Here we are in the middle of the Big Dark, Seattle's annual festival of SAD and human hibernation.
What better time to consider the darker areas of your character's psyche?
In Uta Hagen's Nine Questions, we are to ask: "What are my relationships?"
The obvious answers come to mind when we begin working on this question as far as a given script: a mother, a sister, a child, a co-worker, a neighbor, etc.
But when we dig into these relationships, we begin to understand the true nature of the question: what about the apparent fear and resentment I have for my mother? How does my character deal with the lack of trust and suspicions about my sister? When did I grow to depend so much on my own child for comfort or support, and what are the repercussions of this? Who can I trust at work, and is that co-worker really an ally? Why am I attracted to that neighbor who so clearly dislikes me?
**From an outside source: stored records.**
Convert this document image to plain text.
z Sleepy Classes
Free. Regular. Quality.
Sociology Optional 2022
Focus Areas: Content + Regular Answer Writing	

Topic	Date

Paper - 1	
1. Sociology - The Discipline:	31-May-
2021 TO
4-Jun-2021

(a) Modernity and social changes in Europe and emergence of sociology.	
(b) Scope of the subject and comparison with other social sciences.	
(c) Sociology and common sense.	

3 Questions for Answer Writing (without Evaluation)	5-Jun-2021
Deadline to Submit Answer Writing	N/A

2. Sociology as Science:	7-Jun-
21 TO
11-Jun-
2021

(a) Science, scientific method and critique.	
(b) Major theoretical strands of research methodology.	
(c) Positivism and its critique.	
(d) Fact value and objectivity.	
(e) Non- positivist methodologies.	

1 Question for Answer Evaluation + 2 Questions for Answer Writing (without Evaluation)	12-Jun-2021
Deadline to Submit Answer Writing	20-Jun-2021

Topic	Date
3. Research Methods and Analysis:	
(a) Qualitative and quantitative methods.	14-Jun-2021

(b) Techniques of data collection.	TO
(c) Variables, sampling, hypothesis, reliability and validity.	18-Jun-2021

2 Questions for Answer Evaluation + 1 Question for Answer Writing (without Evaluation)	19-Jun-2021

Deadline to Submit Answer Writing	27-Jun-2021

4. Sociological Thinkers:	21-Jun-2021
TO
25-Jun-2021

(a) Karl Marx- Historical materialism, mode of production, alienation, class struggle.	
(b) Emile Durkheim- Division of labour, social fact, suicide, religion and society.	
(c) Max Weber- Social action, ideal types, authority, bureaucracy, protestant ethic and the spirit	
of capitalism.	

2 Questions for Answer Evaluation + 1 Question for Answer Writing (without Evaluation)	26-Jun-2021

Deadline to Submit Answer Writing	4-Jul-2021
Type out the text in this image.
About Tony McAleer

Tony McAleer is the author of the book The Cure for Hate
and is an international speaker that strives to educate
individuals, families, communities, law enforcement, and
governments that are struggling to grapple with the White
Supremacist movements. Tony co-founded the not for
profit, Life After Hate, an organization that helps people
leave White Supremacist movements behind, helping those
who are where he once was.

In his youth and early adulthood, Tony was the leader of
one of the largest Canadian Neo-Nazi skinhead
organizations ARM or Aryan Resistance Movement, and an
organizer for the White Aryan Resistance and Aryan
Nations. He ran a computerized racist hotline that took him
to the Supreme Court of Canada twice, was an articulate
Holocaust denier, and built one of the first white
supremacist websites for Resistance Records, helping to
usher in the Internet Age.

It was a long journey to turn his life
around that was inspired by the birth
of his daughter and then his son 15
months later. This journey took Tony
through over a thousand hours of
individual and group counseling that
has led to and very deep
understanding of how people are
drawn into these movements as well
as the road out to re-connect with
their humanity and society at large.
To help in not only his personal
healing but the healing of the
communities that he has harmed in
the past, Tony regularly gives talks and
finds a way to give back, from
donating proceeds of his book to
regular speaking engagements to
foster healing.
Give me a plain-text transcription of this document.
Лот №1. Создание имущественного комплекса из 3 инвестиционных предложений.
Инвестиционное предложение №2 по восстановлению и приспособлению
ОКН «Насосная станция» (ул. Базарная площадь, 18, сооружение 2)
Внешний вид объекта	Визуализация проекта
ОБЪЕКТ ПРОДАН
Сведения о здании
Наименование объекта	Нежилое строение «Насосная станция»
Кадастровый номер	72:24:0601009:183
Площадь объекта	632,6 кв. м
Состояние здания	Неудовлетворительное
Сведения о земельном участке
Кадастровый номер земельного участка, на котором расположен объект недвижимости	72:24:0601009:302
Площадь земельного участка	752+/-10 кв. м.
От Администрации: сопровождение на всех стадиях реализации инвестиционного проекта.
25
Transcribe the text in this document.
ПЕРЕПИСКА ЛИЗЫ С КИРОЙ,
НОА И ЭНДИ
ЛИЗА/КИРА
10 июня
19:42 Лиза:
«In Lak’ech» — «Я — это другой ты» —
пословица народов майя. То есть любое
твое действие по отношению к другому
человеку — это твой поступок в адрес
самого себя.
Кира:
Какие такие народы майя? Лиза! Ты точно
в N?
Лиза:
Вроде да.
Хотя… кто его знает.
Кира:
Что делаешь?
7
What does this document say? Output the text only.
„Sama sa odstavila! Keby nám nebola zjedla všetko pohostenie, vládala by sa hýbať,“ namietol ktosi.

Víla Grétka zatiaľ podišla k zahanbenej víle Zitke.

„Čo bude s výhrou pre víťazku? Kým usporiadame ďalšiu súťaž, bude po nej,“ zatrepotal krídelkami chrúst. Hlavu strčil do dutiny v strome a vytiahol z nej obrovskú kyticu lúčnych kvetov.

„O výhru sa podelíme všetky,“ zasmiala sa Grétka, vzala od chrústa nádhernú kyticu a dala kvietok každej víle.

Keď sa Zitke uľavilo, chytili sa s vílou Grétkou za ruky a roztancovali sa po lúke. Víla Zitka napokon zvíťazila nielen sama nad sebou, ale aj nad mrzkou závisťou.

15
We need to get all the evidence to support our understanding of relationships from the text, which is sometimes hard to do, especially if our character on the surface seems to have a healthy relationship with someone. Usually the truth will out; old resentments and betrayals will come pouring out in crisis moments.
The question for the actor is how to weave those existing truths into places earlier or less evident in order to create layered richness in the relationship early on.
It doesn't take a lot to see that much like our own complicated relationships with people close to us, there are contradictions and dissonances in dramatic relationships. Borrowing from our own lived experience can be a useful way of bringing those complexities to life onstage.
Great playwrights offer us characters who seem to be a bundle of contradictions. They seem to punish who they love, resent the ones they care for the most, hold back those they should be supporting and engage in a host of seemingly contradictory actions towards those around them, even when they are not in overt conflict with them.
Mine the text, detail the evidence, explore the relationships in rehearsal and remember that interesting humans are complicated beings. Embrace the complications and explore the contradictions to create rich characters.